I'd just like to say if your starting to play with planted tanks after a long history of keeping fish in unplanted tanks or marines its time to throw everything you think you know about water chemistry in the bin and start again, Its not relevant in a high tech planted tank. It will also be much cheaper and less stressful in the long term. 
I also agree with Michael and its nice to see some good info about algae for a change


----------



## John P Coates (2 Aug 2014)

Big clown said:


> I'd just like to say if your starting to play with planted tanks after a long history of keeping fish in unplanted tanks or marines its time to throw everything you think you know about water chemistry in the bin and start again, Its not relevant in a high tech planted tank.


Hello Andy, 

Perhaps you would explain the rationale behind your statement above.
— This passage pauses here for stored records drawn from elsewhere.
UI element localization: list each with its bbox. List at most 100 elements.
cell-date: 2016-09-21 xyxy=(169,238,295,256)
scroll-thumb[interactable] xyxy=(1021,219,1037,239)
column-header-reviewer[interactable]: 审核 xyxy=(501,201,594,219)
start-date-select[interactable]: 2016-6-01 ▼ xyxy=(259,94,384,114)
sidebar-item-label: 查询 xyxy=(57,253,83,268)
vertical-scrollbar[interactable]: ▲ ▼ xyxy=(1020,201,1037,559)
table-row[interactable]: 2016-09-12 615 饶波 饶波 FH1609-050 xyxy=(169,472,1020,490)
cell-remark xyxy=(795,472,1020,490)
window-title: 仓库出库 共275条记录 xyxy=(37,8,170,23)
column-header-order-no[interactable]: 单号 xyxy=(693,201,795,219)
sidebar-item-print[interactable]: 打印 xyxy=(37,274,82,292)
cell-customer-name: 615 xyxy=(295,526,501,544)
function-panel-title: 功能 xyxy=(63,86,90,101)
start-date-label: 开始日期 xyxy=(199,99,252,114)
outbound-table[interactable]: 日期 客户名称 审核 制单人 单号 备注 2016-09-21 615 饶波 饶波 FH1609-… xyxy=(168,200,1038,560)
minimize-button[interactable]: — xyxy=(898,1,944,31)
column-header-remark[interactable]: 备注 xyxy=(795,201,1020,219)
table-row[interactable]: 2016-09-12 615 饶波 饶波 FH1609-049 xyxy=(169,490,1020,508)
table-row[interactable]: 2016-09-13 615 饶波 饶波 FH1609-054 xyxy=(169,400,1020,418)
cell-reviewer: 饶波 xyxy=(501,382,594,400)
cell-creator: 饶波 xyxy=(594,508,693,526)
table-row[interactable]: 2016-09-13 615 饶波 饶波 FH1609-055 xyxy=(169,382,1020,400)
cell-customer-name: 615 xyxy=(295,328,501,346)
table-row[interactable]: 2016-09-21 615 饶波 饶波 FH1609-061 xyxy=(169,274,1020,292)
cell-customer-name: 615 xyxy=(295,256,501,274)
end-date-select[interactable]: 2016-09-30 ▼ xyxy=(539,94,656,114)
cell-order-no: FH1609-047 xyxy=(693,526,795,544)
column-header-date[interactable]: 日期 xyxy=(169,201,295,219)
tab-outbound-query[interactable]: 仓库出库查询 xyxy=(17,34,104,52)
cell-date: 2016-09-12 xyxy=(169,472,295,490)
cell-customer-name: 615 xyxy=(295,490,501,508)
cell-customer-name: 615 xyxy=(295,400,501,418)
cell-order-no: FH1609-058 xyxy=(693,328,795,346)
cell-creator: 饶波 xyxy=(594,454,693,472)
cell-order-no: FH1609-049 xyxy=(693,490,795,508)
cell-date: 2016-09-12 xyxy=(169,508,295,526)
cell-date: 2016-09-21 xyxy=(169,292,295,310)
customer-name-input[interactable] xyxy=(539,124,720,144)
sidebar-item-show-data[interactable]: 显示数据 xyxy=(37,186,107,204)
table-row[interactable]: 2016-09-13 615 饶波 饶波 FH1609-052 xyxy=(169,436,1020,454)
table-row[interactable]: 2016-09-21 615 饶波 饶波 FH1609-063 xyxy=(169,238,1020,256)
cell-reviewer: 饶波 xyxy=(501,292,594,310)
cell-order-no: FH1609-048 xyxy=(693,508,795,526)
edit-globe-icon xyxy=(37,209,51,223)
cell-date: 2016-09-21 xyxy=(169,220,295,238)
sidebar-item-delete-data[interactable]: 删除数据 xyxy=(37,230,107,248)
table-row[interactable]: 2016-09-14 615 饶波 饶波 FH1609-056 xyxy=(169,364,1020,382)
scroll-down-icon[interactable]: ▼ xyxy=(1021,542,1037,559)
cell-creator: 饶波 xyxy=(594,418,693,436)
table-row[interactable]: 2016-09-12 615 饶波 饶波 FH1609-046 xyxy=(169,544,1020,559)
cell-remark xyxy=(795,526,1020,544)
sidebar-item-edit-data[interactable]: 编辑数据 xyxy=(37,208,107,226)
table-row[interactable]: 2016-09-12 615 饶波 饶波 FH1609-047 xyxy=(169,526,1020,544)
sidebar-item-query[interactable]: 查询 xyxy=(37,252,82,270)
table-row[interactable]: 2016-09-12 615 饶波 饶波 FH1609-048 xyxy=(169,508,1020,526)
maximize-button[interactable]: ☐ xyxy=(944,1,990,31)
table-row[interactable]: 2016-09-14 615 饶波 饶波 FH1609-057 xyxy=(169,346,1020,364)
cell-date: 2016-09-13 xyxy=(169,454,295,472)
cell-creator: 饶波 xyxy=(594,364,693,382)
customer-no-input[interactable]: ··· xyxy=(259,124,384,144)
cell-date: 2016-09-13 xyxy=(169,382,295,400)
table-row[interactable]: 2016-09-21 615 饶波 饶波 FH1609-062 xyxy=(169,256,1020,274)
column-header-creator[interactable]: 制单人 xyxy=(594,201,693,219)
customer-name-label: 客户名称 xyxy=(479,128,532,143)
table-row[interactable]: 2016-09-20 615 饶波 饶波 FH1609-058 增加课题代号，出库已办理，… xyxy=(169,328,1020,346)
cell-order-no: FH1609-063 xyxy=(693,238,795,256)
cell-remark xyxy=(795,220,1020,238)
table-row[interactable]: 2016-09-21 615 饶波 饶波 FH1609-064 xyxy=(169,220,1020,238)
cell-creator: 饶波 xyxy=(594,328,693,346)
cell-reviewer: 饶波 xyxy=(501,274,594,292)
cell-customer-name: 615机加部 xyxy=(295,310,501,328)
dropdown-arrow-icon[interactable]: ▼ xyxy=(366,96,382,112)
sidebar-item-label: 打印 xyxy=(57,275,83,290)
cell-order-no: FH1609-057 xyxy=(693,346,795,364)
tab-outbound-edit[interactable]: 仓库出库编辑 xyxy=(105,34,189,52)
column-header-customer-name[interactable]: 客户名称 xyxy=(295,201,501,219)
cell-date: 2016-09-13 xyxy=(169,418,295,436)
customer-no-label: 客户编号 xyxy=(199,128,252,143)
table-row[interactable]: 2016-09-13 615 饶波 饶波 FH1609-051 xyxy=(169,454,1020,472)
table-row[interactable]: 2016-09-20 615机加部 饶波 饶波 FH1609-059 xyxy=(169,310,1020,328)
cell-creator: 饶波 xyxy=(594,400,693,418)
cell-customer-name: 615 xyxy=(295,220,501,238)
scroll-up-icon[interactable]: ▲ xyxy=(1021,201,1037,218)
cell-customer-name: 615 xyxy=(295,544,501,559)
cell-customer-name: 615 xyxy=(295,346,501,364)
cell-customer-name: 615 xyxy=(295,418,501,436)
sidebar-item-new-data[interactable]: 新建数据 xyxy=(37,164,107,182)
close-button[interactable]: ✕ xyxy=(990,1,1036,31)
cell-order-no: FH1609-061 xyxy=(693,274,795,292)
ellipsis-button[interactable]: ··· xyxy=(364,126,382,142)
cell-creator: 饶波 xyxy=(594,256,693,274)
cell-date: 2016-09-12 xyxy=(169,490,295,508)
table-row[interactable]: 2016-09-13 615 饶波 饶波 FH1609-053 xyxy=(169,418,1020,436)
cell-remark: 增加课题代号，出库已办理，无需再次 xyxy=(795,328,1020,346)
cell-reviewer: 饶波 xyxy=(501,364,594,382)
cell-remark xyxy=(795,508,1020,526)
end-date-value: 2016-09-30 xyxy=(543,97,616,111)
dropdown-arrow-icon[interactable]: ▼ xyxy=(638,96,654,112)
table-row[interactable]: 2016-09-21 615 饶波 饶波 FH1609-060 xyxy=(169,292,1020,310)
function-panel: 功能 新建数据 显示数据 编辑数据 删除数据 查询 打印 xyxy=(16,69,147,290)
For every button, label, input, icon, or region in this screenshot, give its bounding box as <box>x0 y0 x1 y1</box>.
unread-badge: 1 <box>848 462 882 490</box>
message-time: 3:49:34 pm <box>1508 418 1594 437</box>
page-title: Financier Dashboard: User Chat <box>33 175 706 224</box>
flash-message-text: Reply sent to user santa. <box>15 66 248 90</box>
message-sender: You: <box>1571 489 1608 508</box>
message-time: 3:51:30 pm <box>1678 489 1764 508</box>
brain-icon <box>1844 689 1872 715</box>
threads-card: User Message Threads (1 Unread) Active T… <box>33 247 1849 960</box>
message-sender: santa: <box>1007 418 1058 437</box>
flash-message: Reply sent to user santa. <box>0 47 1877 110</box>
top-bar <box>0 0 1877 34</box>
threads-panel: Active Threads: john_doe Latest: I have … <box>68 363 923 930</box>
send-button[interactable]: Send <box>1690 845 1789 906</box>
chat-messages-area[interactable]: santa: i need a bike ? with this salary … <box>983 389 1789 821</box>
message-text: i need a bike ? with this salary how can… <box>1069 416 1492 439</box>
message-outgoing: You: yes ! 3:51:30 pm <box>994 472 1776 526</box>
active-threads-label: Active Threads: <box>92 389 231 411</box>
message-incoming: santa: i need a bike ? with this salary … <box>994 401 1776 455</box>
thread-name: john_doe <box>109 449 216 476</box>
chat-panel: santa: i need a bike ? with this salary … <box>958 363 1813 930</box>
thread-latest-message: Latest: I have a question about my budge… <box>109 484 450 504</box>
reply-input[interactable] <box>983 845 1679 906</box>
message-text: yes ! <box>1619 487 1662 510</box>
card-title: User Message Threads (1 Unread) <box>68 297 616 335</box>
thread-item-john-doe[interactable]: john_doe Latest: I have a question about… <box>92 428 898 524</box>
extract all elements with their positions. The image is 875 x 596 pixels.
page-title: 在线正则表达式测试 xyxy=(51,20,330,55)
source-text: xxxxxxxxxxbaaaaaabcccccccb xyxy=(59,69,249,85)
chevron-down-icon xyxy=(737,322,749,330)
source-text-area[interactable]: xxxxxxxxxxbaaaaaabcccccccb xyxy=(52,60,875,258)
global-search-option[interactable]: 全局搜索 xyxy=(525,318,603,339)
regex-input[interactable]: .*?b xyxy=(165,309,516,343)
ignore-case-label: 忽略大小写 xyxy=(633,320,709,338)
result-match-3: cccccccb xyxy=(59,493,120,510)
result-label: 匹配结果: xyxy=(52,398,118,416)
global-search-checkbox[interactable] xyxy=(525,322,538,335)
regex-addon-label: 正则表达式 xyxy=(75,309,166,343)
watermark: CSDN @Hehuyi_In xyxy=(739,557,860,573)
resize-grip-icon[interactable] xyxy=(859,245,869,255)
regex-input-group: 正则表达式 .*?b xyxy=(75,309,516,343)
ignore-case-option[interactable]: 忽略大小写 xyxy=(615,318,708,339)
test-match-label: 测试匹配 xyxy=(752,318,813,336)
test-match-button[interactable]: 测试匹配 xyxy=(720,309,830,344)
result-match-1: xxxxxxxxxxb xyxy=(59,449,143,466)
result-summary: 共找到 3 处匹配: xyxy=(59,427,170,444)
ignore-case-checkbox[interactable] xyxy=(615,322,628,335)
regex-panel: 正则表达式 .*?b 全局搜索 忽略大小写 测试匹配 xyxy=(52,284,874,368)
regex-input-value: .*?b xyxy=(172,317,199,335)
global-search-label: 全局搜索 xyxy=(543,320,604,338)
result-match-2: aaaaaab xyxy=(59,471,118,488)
For 15 years,  I have kept tropical fish in planted tanks and these have all had CO2 injection. I get confused about the term 'high tech'. It seems to be a much-used expression referring to the use of CO2 but I'm uncomfortable with these jargon terms. What do you understand by the term 'high tech' in this context?

Thanks in advance. 

JPC


----------



## Andy Thurston (2 Aug 2014)

hi John
hi tech is co2 enriched. low light or high light, lots of people dose ei and and pour large amounts of phosphate and nitrate into their high tech tank without killing fish. people have accidently dosed 200ppm and more and reported no loss of fauna. it stands to reason that it doesnt kill  fish 
i used to keep fish in unplanted tanks and was obcessed with testing water, stable ph, ammonia etc. i thought it all made sense. then i joined ukaps and after doing a lot of reading. i came to the conclusion it would just be easier if I forget the lot, follow clives model and try grow healthy plants.
that article fits quite well with how lots of  ukaps members run their tanks but if you believe nitrate and phosphate are a problem then it will be hard to get your head round.


----------



## Edvet (3 Aug 2014)

I think even ammonia doesn't  cause algae. Plants will take it up fast. So it can cause problems in an unplanted, heavily fish stocked tank, but not in heavily planted setups (esp at pH<7)


----------



## Martin in Holland (3 Aug 2014)

Lets see what Clive has to say about this...somehow it sounds solid to me....
Clive?


----------



## ceg4048 (3 Aug 2014)

Barr's data indicates that the ammonia/ammonium loading rate is a trigger mechanism. Very difficult to measure though.

Cheers,


----------